The first characteristic distribution parameter is used for representing the data distribution characteristics of the original data reflected in the target sequence.

Specifically, the computer device constructs gaussian distribution data according to the mean value and the standard deviation in the first characteristic distribution parameter, and then randomly samples the gaussian distribution data to obtain a characteristic sampling sequence, wherein the sampling frequency can be flexibly set by a technician according to actual needs, and the method is not particularly limited.

Step S504, inputting the characteristic acquisition sequence into a data synthesis network to generate initial synthesis data.

Step S506, generating a third loss based on the degree of difference between the initial synthesized data and the original data.

Specifically, the computer device may calculate the difference value between the initial synthesized data and the original data using cross entropy, and construct a third loss function according to the difference value, for example, the computer device may calculate the third loss according to the following formula 6

Wherein coross _entopy (T ^α,X^α) is the cross entropy between the original data T ^α and the original composite data X ^α,AndThe markable code column representing the jth sequential feature original data and the reconstructed data is a thermal code column. T ^α and X ^α represent other columns than the markable encoding column, θ being a random parameter output with the decoder. t (X) is the tan function.

In this embodiment, the corresponding data feature distribution is determined based on the first feature distribution parameter, and the data feature distribution is randomly sampled to obtain the feature acquisition sequence, the feature acquisition sequence is input to the data synthesis network to generate initial synthesis data, and the third loss is generated based on the degree of difference between the initial synthesis data and the original data, so that the distribution feature of the generated synthesis data can be associated with the first loss, and each network parameter can be dynamically adjusted towards the direction of reducing the first loss when the network parameter is optimized subsequently, so that the accuracy of the generated target synthesis data is improved.

In one embodiment, as shown in fig. 6, generating a third loss based on the degree of difference between the initial synthetic data and the original data, includes:

Step S602, calculating cross entropy between the initial synthesized data and the original data to obtain a target difference degree.

In step S604, a third loss is constructed based on the target difference degree.

In this embodiment, the degree of difference between the synthesized data and the original data is evaluated by using cross entropy, so that the synthesized data similar to the original data as much as possible is learned and generated, and the accuracy of the generated synthesized data is improved.

In one embodiment, as shown in fig. 7, fusing the first loss, the second loss, and the third loss to obtain a fused loss includes:

in step S702, the scaling factors corresponding to the first loss, the second loss, and the third loss are obtained.

In step S704, the first loss, the second loss and the third loss are weighted and fused based on the scale factors, so as to obtain fusion loss.

Specifically, the computer device obtains the scale factors corresponding to the first loss, the second loss and the third loss in the above steps, fuses each loss and the scale factor corresponding to each loss to obtain each fusion sub-item, and fuses each fusion sub-item to obtain the fusion loss, for example, the computer device may generate the fusion loss according to the following formula 7 method

Wherein lambda ₁、λ₂、λ₃ is the first lossSecond lossThird lossThe corresponding scale factor.

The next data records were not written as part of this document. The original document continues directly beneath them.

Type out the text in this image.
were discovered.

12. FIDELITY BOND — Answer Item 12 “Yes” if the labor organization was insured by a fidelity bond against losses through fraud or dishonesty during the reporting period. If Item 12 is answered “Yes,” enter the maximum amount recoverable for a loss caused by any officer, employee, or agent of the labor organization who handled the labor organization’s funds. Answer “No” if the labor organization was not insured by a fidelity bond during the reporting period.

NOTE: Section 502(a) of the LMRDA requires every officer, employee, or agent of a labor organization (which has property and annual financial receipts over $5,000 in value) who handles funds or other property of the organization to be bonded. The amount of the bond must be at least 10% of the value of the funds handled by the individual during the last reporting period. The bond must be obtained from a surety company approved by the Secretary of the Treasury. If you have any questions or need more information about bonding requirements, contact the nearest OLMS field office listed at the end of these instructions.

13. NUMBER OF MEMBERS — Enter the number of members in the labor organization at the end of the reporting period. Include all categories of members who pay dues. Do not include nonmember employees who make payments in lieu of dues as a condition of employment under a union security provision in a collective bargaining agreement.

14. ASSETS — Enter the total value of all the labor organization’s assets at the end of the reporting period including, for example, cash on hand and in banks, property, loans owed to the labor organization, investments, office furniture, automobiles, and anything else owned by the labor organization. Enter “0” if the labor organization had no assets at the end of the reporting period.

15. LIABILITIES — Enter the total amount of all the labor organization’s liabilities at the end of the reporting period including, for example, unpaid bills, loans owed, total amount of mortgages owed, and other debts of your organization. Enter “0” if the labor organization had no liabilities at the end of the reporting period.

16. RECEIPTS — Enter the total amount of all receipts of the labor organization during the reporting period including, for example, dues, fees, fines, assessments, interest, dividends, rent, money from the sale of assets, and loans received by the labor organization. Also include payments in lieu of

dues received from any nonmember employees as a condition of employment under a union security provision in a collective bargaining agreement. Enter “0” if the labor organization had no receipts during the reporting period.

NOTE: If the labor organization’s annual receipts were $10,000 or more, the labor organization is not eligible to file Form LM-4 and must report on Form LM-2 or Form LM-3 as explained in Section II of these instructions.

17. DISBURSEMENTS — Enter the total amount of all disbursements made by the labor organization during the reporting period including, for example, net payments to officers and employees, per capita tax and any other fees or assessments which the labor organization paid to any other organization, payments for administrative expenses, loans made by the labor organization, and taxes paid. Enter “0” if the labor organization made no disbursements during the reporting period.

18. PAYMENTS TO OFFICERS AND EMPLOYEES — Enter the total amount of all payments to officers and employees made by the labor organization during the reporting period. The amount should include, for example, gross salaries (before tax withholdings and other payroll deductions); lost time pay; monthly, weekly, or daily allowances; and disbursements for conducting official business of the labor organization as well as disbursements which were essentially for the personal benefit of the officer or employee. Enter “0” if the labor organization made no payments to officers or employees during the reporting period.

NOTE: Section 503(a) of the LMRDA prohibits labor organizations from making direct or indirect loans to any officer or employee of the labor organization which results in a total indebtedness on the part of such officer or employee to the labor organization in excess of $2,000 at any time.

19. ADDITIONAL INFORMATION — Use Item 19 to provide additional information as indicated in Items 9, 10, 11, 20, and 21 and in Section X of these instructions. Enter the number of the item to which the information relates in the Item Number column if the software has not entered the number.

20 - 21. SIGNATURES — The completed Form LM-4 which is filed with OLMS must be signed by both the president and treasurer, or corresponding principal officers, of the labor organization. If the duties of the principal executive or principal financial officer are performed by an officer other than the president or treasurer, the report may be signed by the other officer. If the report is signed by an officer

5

In this embodiment, the first loss, the second loss, the third loss and the corresponding scale factors are weighted and fused to obtain the fusion loss, which can comprehensively regulate and control the optimization direction of the network parameters, is favorable for improving the reliability and accuracy of the finally generated target synthetic data, so that the target synthetic data has higher accuracy under the condition of ensuring the safety, and can accurately reflect the distribution characteristics, the potential cross correlation and the like of the original data.

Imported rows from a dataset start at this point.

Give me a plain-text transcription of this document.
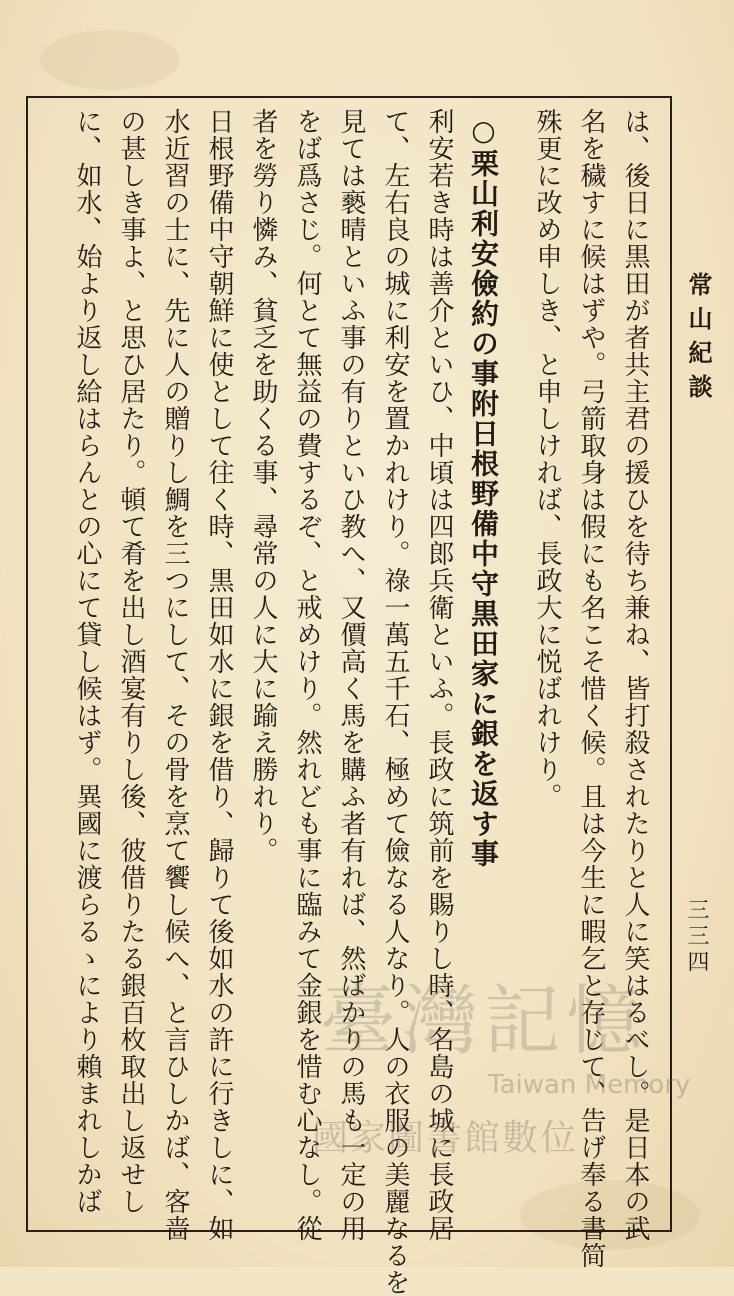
常山紀談

三三四

は、後日に黒田が者共主君の援ひを待ち兼ね、皆打殺されたりと人に笑はるべし。是日本の武

名を穢すに候はずや。弓箭取身は假にも名こそ惜く候。且は今生に暇乞と存じて、告げ奉る書简

殊更に改め申しき、と申しければ、長政大に悦ばれけり。

○栗山利安儉約の事附日根野備中守黒田家に銀を返す事

利安若き時は善介といひ、中頃は四郎兵衛といふ。長政に筑前を賜りし時、名島の城に長政居

て、左右良の城に利安を置かれけり。祿一萬五千石、極めて儉なる人なり。人の衣服の美麗なるを

見ては褻晴といふ事の有りといひ教へ、又價高く馬を購ふ者有れば、然ばかりの馬も一定の用

をば爲さじ。何とて無益の費するぞ、と戒めけり。然れども事に臨みて金銀を惜む心なし。從

者を勞り憐み、貧乏を助くる事、尋常の人に大に踰え勝れり。

日根野備中守朝鮮に使として往く時、黒田如水に銀を借り、歸りて後如水の許に行きしに、如

水近習の士に、先に人の贈りし鯛を三つにして、その骨を烹て饗し候へ、と言ひしかば、客啬

の甚しき事よ、と思ひ居たり。頓て肴を出し酒宴有りし後、彼借りたる銀百枚取出し返せし

に、如水、始より返し給はらんとの心にて貸し候はず。異國に渡らるゝにより賴まれしかば	臺灣記憶
Taiwan Memory
國家圖書館數位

The application also provides an application scene, which applies the self-adaptive privacy data synthesis method, and the method is applied to a scene for encrypting the user privacy data. Specifically, the application of the adaptive privacy data synthesis method in the application scene is as follows:

after the computer equipment acquires the user privacy data to be encrypted, generating synthetic data corresponding to the user privacy data according to the following steps:

step S1, for a real phenotype dataset Divide it into continuous mode feature setsAnd discrete modal feature setCapturing semantic relations and features among the data by using a word embedding technology, and converting all the features in the data set into vector representations T _out ⁽ⁱ⁾ in a continuous vector space;

Step S1.1, feeding all the features x ⁽ⁱ⁾ to the BERT embedding layer, extracting the feature dependency relationship therein, and generating corresponding feature vectors And

Step S1.2, in order to ensure that the feature fusion encoder can learn information of different modes, a special mark [ CLS ] is inserted into all feature embedding heads embedded by a marking layer to obtain an input token sequence

Step S2, inputting the token sequence T _in ⁽ⁱ⁾ to an Attention-based encoder to obtain a group of fusion vectors

Step S3, using GMVAE as a basic model framework, through multi-mode prior space generation and more complex representation learning, promoting potential representation meaningful to reconstructed samples;

Step S3.1, embedding discrete features represented as single thermal codes into an input Gaussian Mixture encoder, and generating a plurality of independent potential Gaussian distributions, namely a plurality of mean values mu _jk and standard deviations sigma _jk;

step S3.2, using weights from the first fully connected layer in the Gaussian Mixture encoder Embedding as each discrete feature;

step S3.3, activating positive Gaussian to form a Gaussian mixture subspace, wherein the probability density function of the subspace is expressed as:

Wherein, Is an indicator function, μ _jk and σ _jk are the outputs of the Gaussian Mixture encoder. Since the embedding is dynamically updated during training, the learned prior knowledge is also dynamically updated;

Step S3.4, aligning a priori with a posterior using KL divergence:

Wherein, Representing the potential representation of the ith sample generation, the transducer-based encoder is phi parameterized;

s4, introducing mutual information among implicit constraint features of domain self-adaptive triplet measurement countermeasure strategies, and enhancing semantic representation of feature embedding;

step S4.1, extracting potential embedding of the features as anchor samples according to the particularity of the multimode projection head output by the transducer;

Step S4.2, embedding the positive discrete features And negative discrete feature embeddingRespectively treating as a positive sample and a negative sample;

Step S4.3, for a set of samples B, capturing characteristic mutual information using a domain-adaptive triplet metric against loss:

wherein dis (u, v) is a similarity function for calculating the similarity of two feature vectors;

Step S5, converting T _out ⁽ⁱ⁾ into synthetic data X. Let t be one data in a set of samples B, which contains C consecutive attributes. Assuming a token of T is available, labeled T, the composite data X is reconstructed.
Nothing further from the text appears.